Use of Mastectomy for Overdiagnosed Breast Cancer in the United States: Analysis of the SEER 9 Cancer Registries
Aim. We investigated use of mastectomy as treatment for early breast cancer in the US and applied the resulting information to estimate the minimum and maximum rates at which mastectomy could plausibly be undergone by patients with overdiagnosed breast cancer. Little is currently known about overtreatments undergone by overdiagnosed patients. Methods. In the US, screening is often recommended at ages ≥40. The study population was women age ≥40 diagnosed with breast cancer in the US SEER 9 cancer registries during 2013 (n=26,017). We evaluated first-course surgical treatments and their associations with case characteristics. Additionally, a model was developed to estimate probability of mastectomy conditional on observed case characteristics. The model was then applied to evaluate possible rates of mastectomy in overdiagnosed patients. To obtain minimum and maximum plausible rates of this overtreatment, we respectively assumed the cases that were least and most likely to be treated by mastectomy had been overdiagnosed. Results. Of women diagnosed with breast cancer at age ≥40 in 2013, 33.8% received mastectomy.
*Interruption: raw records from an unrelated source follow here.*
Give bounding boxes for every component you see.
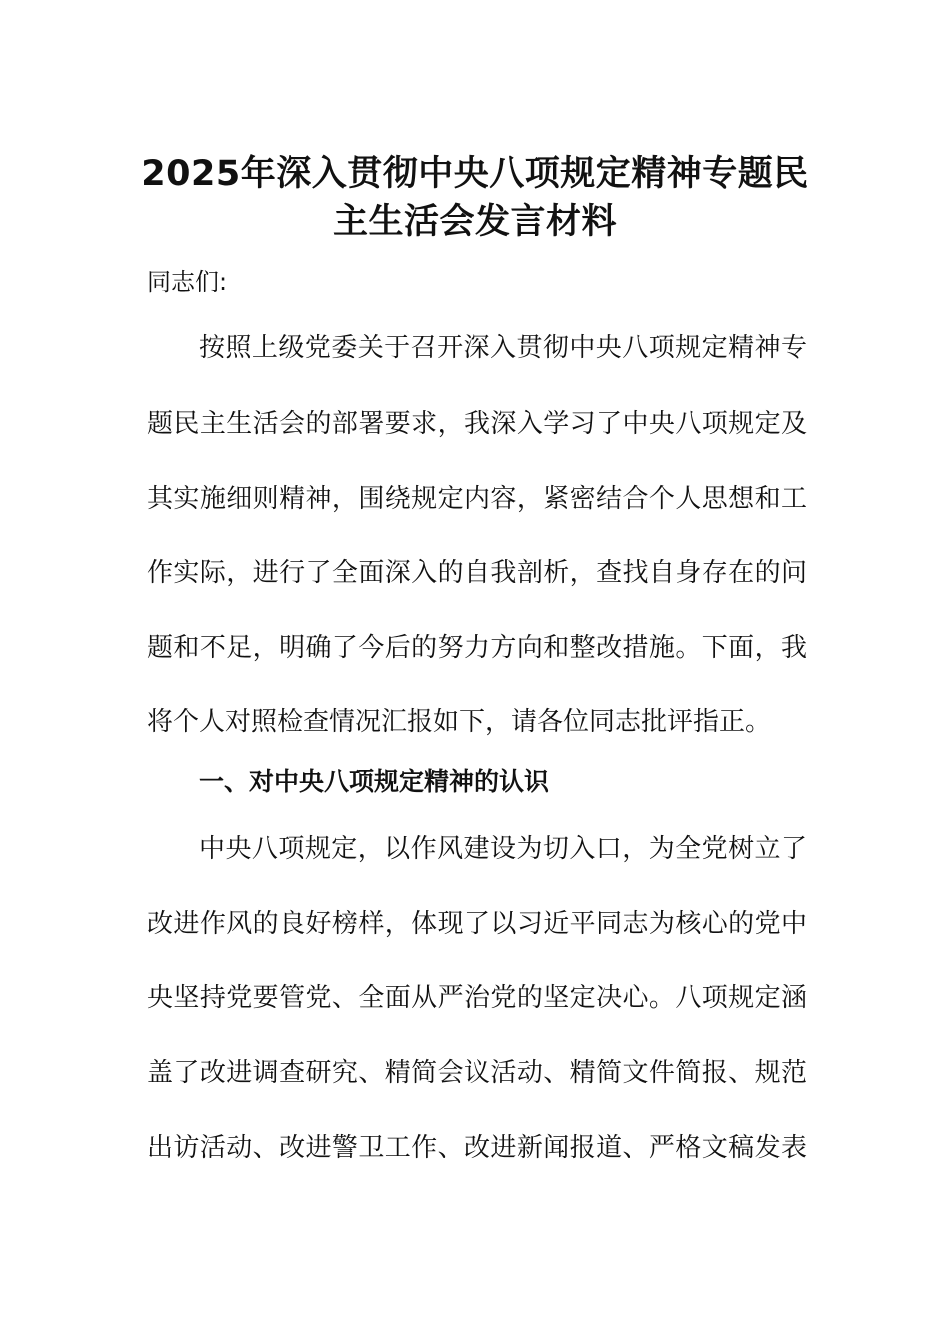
paragraph-line: 题和不足，明确了今后的努力方向和整改措施。下面，我	[147, 633, 807, 663]
document-title-line-2: 主生活会发言材料	[332, 202, 617, 242]
paragraph-line: 央坚持党要管党、全面从严治党的坚定决心。八项规定涵	[147, 983, 807, 1013]
paragraph-line: 题民主生活会的部署要求，我深入学习了中央八项规定及	[147, 409, 807, 439]
paragraph-line: 改进作风的良好榜样，体现了以习近平同志为核心的党中	[147, 909, 807, 939]
salutation: 同志们:	[147, 268, 228, 296]
paragraph-line: 按照上级党委关于召开深入贯彻中央八项规定精神专	[199, 333, 807, 363]
paragraph-line: 将个人对照检查情况汇报如下，请各位同志批评指正。	[147, 707, 772, 737]
document-title-line-1: 2025年深入贯彻中央八项规定精神专题民	[141, 154, 809, 194]
paragraph-line: 中央八项规定，以作风建设为切入口，为全党树立了	[199, 834, 807, 864]
paragraph-line: 其实施细则精神，围绕规定内容，紧密结合个人思想和工	[147, 484, 807, 514]
section-heading-1: 一、对中央八项规定精神的认识	[199, 767, 550, 796]
paragraph-line: 作实际，进行了全面深入的自我剖析，查找自身存在的问	[147, 558, 807, 588]
paragraph-line: 盖了改进调查研究、精简会议活动、精简文件简报、规范	[147, 1058, 807, 1088]
paragraph-line: 出访活动、改进警卫工作、改进新闻报道、严格文稿发表	[147, 1133, 807, 1163]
Mastectomy was common for most investigated breast cancer types, including for the early breast cancers among which overdiagnosis is thought to be most widespread: mastectomy was undergone in 26.4% of in situ and 28.0% of AJCC stage-I cases. These rates are substantively higher than in many European nations. The probability-based model indicated that between >0% and <18% of the study population could plausibly have undergone mastectomy for overdiagnosed cancer. This range reduced depending on the overdiagnosis rate, shrinking to >0% and <7% if 10% of breast cancers were overdiagnosed and >3% and <15% if 30% were overdiagnosed. Conclusions. Screening-associated overtreatment by mastectomy is considerably less common than overdiagnosis itself but should not be assumed to be negligible. Screening can prompt or prevent mastectomy, and the balance of this harm-benefit tradeoff is currently unclear.